What some of you may not know is that much of the time at Salesforce was spent in the world of electronic mail (or email for short). Email is interesting and relevant today because almost everyone has it and communicates with it. It is an official form of communication.
What you may not understand is that the world of email is rather confusing. Basically, the email that comes over the wire is presented to you by your email client and where email gets very confusing is that there are a million different email clients. You probably use more than one. If you look at your email on a mobile device and on a computer that is two different clients. Then when you think about 3rd party clients and even GMail which renders in a browser, you have a client which is actually a client within a browser.
Because of the various numbers of email clients and security concerns, while the web has advanced, email was still written and styled like the early 2000s web. This means table layouts, no real stylesheets, and things like the center tag from way back in the day.
When I left Salesforce, I was hoping that my email wondering days were behind me. Well, for the most part, they are, but one common thing our clients need is to send emails to their clients. Bringing me back to writing stylized email HTML like the 2000s in table layouts.

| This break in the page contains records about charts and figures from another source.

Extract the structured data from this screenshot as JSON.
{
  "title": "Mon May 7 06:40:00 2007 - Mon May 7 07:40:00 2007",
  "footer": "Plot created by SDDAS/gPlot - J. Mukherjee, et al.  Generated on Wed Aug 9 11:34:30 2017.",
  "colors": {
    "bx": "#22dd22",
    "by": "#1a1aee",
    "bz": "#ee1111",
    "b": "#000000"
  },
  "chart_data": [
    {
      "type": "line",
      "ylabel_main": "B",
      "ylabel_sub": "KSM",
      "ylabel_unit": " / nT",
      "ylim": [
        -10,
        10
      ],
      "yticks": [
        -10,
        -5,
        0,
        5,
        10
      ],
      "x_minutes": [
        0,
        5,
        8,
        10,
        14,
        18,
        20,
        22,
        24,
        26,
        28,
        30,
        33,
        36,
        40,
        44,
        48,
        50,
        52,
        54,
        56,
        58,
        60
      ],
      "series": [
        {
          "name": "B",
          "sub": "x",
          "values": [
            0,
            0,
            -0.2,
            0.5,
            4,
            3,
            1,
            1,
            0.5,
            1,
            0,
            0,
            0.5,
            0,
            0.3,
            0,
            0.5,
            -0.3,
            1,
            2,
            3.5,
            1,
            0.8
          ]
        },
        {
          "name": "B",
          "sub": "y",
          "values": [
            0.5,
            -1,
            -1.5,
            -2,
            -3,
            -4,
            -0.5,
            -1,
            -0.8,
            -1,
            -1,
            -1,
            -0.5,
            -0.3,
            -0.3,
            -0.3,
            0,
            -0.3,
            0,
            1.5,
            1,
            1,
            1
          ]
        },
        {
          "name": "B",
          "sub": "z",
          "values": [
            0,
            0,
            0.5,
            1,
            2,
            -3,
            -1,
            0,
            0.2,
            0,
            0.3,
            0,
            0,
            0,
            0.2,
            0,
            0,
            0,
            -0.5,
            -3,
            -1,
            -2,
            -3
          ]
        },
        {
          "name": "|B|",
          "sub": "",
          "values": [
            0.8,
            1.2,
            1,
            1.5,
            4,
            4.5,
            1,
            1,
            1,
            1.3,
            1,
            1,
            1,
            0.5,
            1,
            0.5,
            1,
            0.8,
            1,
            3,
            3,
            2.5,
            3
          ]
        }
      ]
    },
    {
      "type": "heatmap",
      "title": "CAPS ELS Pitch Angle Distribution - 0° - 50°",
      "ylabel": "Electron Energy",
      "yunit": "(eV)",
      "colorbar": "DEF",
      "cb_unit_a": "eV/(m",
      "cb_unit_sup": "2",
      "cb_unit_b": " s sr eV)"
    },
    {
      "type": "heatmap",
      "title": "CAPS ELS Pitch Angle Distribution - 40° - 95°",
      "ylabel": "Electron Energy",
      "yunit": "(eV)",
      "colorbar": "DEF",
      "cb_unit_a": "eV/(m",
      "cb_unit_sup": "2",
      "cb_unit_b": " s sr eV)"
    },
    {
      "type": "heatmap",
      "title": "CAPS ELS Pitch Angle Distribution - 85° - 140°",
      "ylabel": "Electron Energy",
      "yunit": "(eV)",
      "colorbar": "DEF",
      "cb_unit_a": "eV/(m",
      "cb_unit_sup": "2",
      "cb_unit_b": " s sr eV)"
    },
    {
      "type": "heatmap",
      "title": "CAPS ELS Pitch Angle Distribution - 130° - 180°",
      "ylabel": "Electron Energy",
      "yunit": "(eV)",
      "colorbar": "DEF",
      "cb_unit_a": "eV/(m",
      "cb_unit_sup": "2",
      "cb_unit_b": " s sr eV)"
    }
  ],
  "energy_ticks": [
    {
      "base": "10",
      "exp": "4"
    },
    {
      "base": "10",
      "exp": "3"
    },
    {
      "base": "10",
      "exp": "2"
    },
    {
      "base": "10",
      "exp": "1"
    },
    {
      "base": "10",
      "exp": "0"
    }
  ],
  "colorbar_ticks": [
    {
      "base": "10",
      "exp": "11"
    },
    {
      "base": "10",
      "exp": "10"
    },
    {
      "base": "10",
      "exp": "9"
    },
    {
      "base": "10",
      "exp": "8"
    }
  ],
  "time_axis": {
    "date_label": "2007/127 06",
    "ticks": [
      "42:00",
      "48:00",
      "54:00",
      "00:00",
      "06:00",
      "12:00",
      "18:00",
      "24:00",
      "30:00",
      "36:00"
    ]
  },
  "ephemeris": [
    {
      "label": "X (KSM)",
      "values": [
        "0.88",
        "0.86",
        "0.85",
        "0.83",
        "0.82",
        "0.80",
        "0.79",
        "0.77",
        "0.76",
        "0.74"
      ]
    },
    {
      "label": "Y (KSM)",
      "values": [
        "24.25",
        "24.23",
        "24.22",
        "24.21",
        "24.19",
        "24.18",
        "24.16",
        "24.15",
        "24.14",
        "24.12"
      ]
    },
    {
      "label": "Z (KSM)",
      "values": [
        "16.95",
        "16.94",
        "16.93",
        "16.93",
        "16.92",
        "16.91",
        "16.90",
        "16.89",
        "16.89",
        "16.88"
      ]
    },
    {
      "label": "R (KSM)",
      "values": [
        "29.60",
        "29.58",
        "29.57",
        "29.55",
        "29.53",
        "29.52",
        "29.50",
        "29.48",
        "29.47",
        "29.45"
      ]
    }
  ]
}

Despite being very forward-thinking when it was first created, Gmail is usually the hardest client to style for. It’s not really their fault. They are presenting your email in a web browser and they have to be secure on their side of things. I don’t begrudge them thinking about branding and security. Still, things are starting to change and Gmail is now supporting some new things:
Gmail isn’t the only client, though. Because of this, much of the email stuff is still being done with tables. This is pretty challenging for those of us who have spent a bunch of time learning to do things right in CSS (though, to be fair, I’m not the best at CSS).
The association for me feels a bit like the Cobal programmers who were needed to fix all the old code used before the year 2000. Granted, we have better tools for conversion, but this does feel a little archaic.
A Good resource is:
https://www.udemy.com/course/html-email/ – a good course on how to work through HTML email.
I’m learning more things as I go through this process. So far, I’ve learned that not all divs are respected and also that you have to use a capital M in margin for outlook. You also cannot use SVGs in email, you must use PNGs. More lessons to come as I dig through this project.